The Itch.

Earlier this winter, it was looking like it would be an early spring. We just hadn't gotten a lot of snow, and what we did get was relatively compacted by warm spells. A warm March would have killed the piles enough to get me back on the road early.
  
Nope.
  
Stacked snow storms piled up a decent amount of late-season snow. The snow plows are running out of room on my road to store it. What this means is that the freeze-thaw cycles of early spring will be take a while to clear away those piles. Runoff will create skating rinks across the roads as the piles melt. Until the sewer drains clear, the puddles will pool and freeze, thaw, and re-freeze in areas. There isn't a huge amount of dark sand in those snow piles, which will also slow the melting process. In other words, it's going to take a while.
 
Meanwhile, my enthusiasm for the trainer is at its seasonal low. I would much rather be on the road bike, searing my lungs out in the cold air, over- or under-dressed for conditions and shivering as a result. I just want to be going somewhere on the bike.
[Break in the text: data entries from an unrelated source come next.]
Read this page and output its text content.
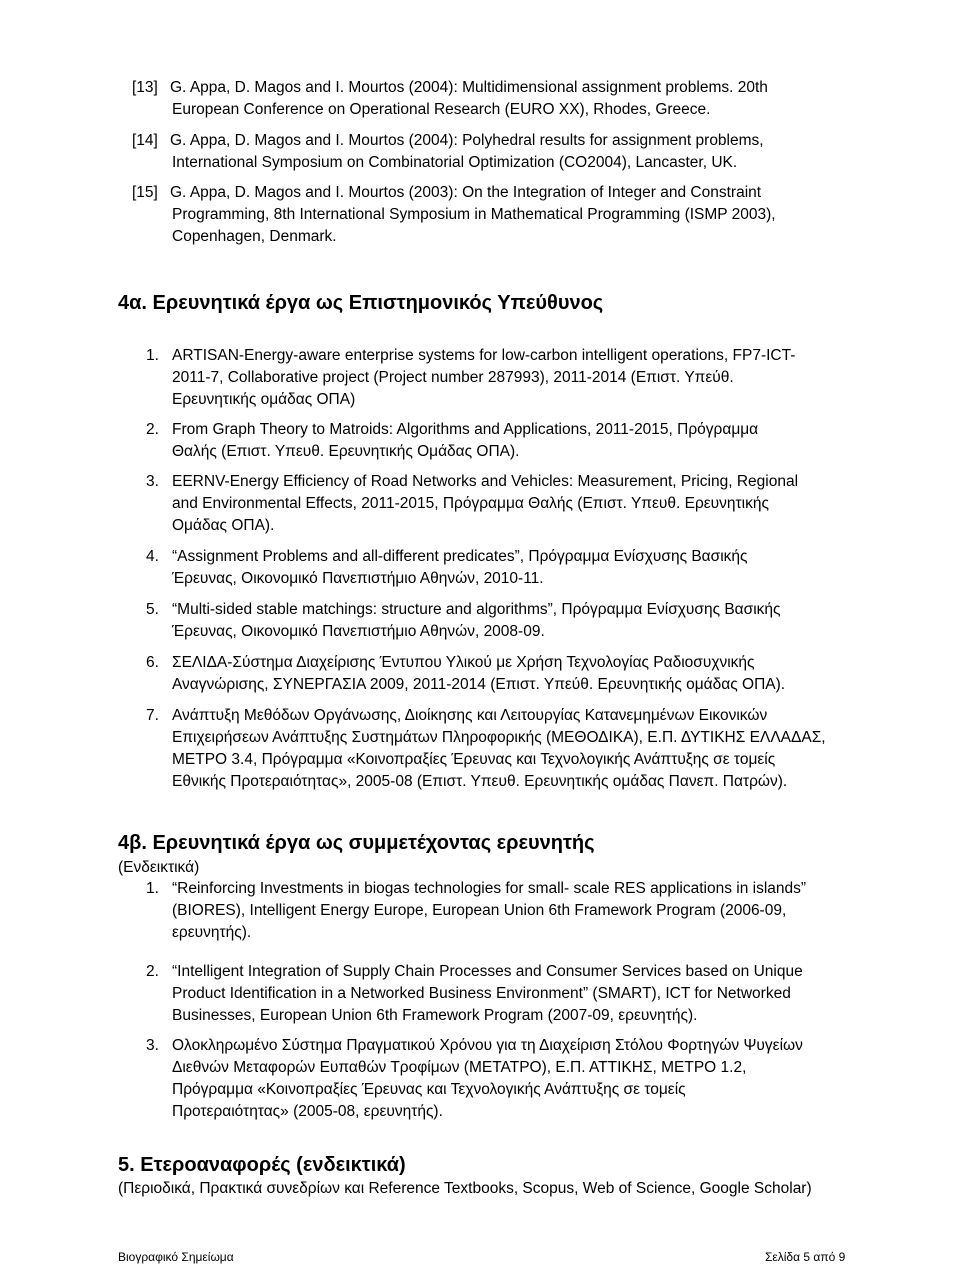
[13] G. Appa, D. Magos and I. Mourtos (2004): Multidimensional assignment problems. 20th
European Conference on Operational Research (EURO XX), Rhodes, Greece.
[14] G. Appa, D. Magos and I. Mourtos (2004): Polyhedral results for assignment problems,
International Symposium on Combinatorial Optimization (CO2004), Lancaster, UK.
[15] G. Appa, D. Magos and I. Mourtos (2003): On the Integration of Integer and Constraint
Programming, 8th International Symposium in Mathematical Programming (ISMP 2003),
Copenhagen, Denmark.
4α. Ερευνητικά έργα ως Επιστημονικός Υπεύθυνος
1. ARTISAN-Energy-aware enterprise systems for low-carbon intelligent operations, FP7-ICT-
2011-7, Collaborative project (Project number 287993), 2011-2014 (Επιστ. Υπεύθ.
Ερευνητικής ομάδας ΟΠΑ)
2. From Graph Theory to Matroids: Algorithms and Applications, 2011-2015, Πρόγραμμα
Θαλής (Επιστ. Υπευθ. Ερευνητικής Ομάδας ΟΠΑ).
3. EERNV-Energy Efficiency of Road Networks and Vehicles: Measurement, Pricing, Regional
and Environmental Effects, 2011-2015, Πρόγραμμα Θαλής (Επιστ. Υπευθ. Ερευνητικής
Ομάδας ΟΠΑ).
4. “Assignment Problems and all-different predicates”, Πρόγραμμα Ενίσχυσης Βασικής
Έρευνας, Οικονομικό Πανεπιστήμιο Αθηνών, 2010-11.
5. “Multi-sided stable matchings: structure and algorithms”, Πρόγραμμα Ενίσχυσης Βασικής
Έρευνας, Οικονομικό Πανεπιστήμιο Αθηνών, 2008-09.
6. ΣΕΛΙΔΑ-Σύστημα Διαχείρισης Έντυπου Υλικού με Χρήση Τεχνολογίας Ραδιοσυχνικής
Αναγνώρισης, ΣΥΝΕΡΓΑΣΙΑ 2009, 2011-2014 (Επιστ. Υπεύθ. Ερευνητικής ομάδας ΟΠΑ).
7. Ανάπτυξη Μεθόδων Οργάνωσης, Διοίκησης και Λειτουργίας Κατανεμημένων Εικονικών
Επιχειρήσεων Ανάπτυξης Συστημάτων Πληροφορικής (ΜΕΘΟΔΙΚΑ), Ε.Π. ΔΥΤΙΚΗΣ ΕΛΛΑΔΑΣ,
ΜΕΤΡΟ 3.4, Πρόγραμμα «Κοινοπραξίες Έρευνας και Τεχνολογικής Ανάπτυξης σε τομείς
Εθνικής Προτεραιότητας», 2005-08 (Επιστ. Υπευθ. Ερευνητικής ομάδας Πανεπ. Πατρών).
4β. Ερευνητικά έργα ως συμμετέχοντας ερευνητής
(Ενδεικτικά)
1. “Reinforcing Investments in biogas technologies for small- scale RES applications in islands”
(BIORES), Intelligent Energy Europe, European Union 6th Framework Program (2006-09,
ερευνητής).
2. “Intelligent Integration of Supply Chain Processes and Consumer Services based on Unique
Product Identification in a Networked Business Environment” (SMART), ICT for Networked
Businesses, European Union 6th Framework Program (2007-09, ερευνητής).
3. Ολοκληρωμένο Σύστημα Πραγματικού Χρόνου για τη Διαχείριση Στόλου Φορτηγών Ψυγείων
Διεθνών Μεταφορών Ευπαθών Τροφίμων (ΜΕΤΑΤΡΟ), Ε.Π. ΑΤΤΙΚΗΣ, ΜΕΤΡΟ 1.2,
Πρόγραμμα «Κοινοπραξίες Έρευνας και Τεχνολογικής Ανάπτυξης σε τομείς
Προτεραιότητας» (2005-08, ερευνητής).
5. Ετεροαναφορές (ενδεικτικά)
(Περιοδικά, Πρακτικά συνεδρίων και Reference Textbooks, Scopus, Web of Science, Google Scholar)
Βιογραφικό Σημείωμα	Σελίδα 5 από 9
My fat-biking friends will smugly smile and tell me what I should do, just like they always do, but I've been there, tried that, and it didn't take. Riding a fat bike or a mountain bike or just about anything else isn't the same for me as riding a road bike.
 
Some years I get to do a short business trip in the spring. I always brought my bike, and was able to jump-start my season. This year, not so much. I'm being put out to pasture, and the younger guys are getting sent to the land of clear pavement, where they'll waste it by driving from shopping malls to restaurants to bars. I really don't care about any of that stuff if there's dry pavement and a less than 98% chance I'll get hit by a car while riding.
 
Yeah, I have the itch to ride. If I lived in a more temperate place, I'd probably burn myself out riding so much of the year. I did it in Mississippi in just three months, although their roads weren't the most inspiring I've encountered in my travels. There's only so much you can do the same loops before they get stale, and the last couple days there my body and mind were sorta cooked on the Mississippi Gulf Coast. I might last longer in a place like California, but the end result would still be the same. I need forced breaks from an activity to ensure I come back raring to go. This drives me through the marginal early season. It gets me out the door on cold, rainy days. My early-season enthusiasm likely props up the entire secondary market for SRAM 10 speed road drivetrain parts.
 
I'm ready to go.
 
I may have to wait a bit longer, though.